经过训练的TensorFlow模型始终输出零 [英] Trained TensorFlow model always outputs zero
问题描述
我正在TensorFlow中训练自动驾驶卷积神经网络.这是一个简单的回归网络,可以拍摄图像并输出单个值(转向角).
I am training an autonomous driving convolutional neural network in TensorFlow. It is a simple regression network that takes an image and outputs a single value (a steering angle).
这是定义网络的功能:
def cnn_model_fn(features, labels, mode):
conv1 = tf.layers.conv2d(
inputs=features,
filters=32,
kernel_size=5,
padding="same",
activation=tf.nn.relu
)
pool1 = tf.layers.max_pooling2d(
inputs=conv1,
pool_size=2,
strides=2
)
pool1_flat = tf.reshape(pool1, [-1, 2764800])
dense1 = tf.layers.dense(
inputs=pool1_flat,
units=128,
activation=tf.nn.relu
)
dropout = tf.layers.dropout(
inputs=dense1,
rate=0.4,
training=mode == learn.ModeKeys.TRAIN
)
dense2 = tf.layers.dense(
inputs=dropout,
units=1,
activation=tf.nn.relu
)
predictions = tf.reshape(dense2, [-1])
loss = None
train_op = None
if mode != learn.ModeKeys.INFER:
loss = tf.losses.mean_squared_error(
labels=labels,
predictions=predictions
)
if mode == learn.ModeKeys.TRAIN:
train_op = tf.contrib.layers.optimize_loss(
loss=loss,
global_step=tf.contrib.framework.get_global_step(),
learning_rate=0.001,
optimizer="SGD"
)
return model_fn_lib.ModelFnOps(
mode=mode,
predictions=predictions,
loss=loss,
train_op=train_op
)
在程序的其他地方,我像这样发起分类器的训练:
Elsewhere in the program, I initiate the classifier's training like so:
def main(_):
# Gather data
images, labels = get_data("./data/labels.csv")
# Create the estimator
classifier = learn.Estimator(
model_fn=cnn_model_fn,
model_dir="/tmp/network2"
)
# Train the model
classifier.fit(
x=images,
y=labels,
batch_size=10,
steps=20
)
for v in tf.trainable_variables():
print(v)
labels
是一个简单的一维NumPy,其中包含训练示例的所有转向角.正在从CSV文件读取它们.该文件中的值非常接近0,并且平均值大约为零.
labels
is a simple one-dimensional NumPy containing all of the steering angles for the training examples. They are being read from a CSV file. The values in the file are quite close to 0, and have an average around zero.

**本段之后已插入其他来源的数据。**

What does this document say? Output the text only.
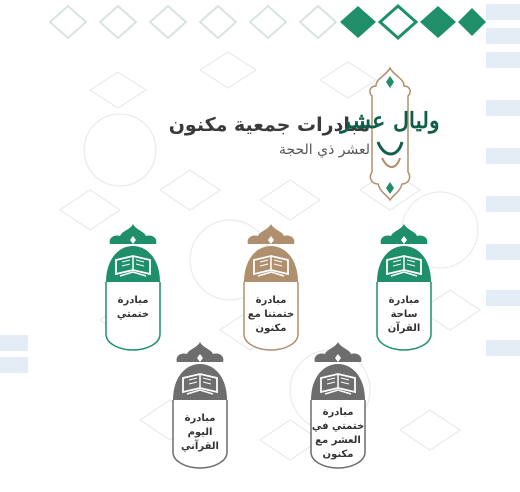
مبادرات جمعية مكنون
لعشر ذي الحجة
وليال عشر
مبادرة
ساحة
القرآن
مبادرة
ختمتنا مع
مكنون
مبادرة
ختمتي
مبادرة
ختمتي في
العشر مع
مكنون
مبادرة
اليوم
القرآني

直接从文件中读取或乘以标量后,网络将很好地收敛,并实现低损耗功能.当我添加一个常数时,它不能收敛或发散.我怀疑网络的所有权重都收敛于零.
When they are read directly from the file, or multiplied by a scalar, the network converges reasonably well, and achieves a low loss function. When I add a constant, it fails to converge or diverges. I have a suspicion that all of the weights of the network are converging on zero.
有人在我的方法论上看到任何问题吗?
Does anybody see any problems with my methodology?
推荐答案
该辍学正则化可能是罪魁祸首:
That dropout regularization might be the culprit:
dropout = tf.layers.dropout(
inputs=dense1,
rate=0.4,
training=mode == learn.ModeKeys.TRAIN
)
您所描述的是,权重未能充分收敛或接近零,这是对高偏差问题的高度描述.消除或减少正则化程度,向网络添加更多参数或增加方差是解决此类问题的常用方法.

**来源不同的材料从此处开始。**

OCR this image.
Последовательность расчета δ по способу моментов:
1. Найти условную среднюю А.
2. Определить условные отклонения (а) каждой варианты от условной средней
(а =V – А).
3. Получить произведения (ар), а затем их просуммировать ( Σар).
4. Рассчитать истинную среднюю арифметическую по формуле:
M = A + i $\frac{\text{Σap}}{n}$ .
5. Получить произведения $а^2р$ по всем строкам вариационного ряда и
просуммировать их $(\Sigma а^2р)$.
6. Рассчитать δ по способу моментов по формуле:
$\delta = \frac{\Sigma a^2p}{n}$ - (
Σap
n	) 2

What you are describing, the weights failing to adequately converge or falling close to zero, is highly descriptive of a high-bias problem. Removing or reducing the degree of regularization, adding more parameters to your network, or otherwise increasing the variance are common ways to fix this type of problem.
这篇关于经过训练的TensorFlow模型始终输出零的文章就介绍到这了,希望我们推荐的答案对大家有所帮助,也希望大家多多支持IT屋!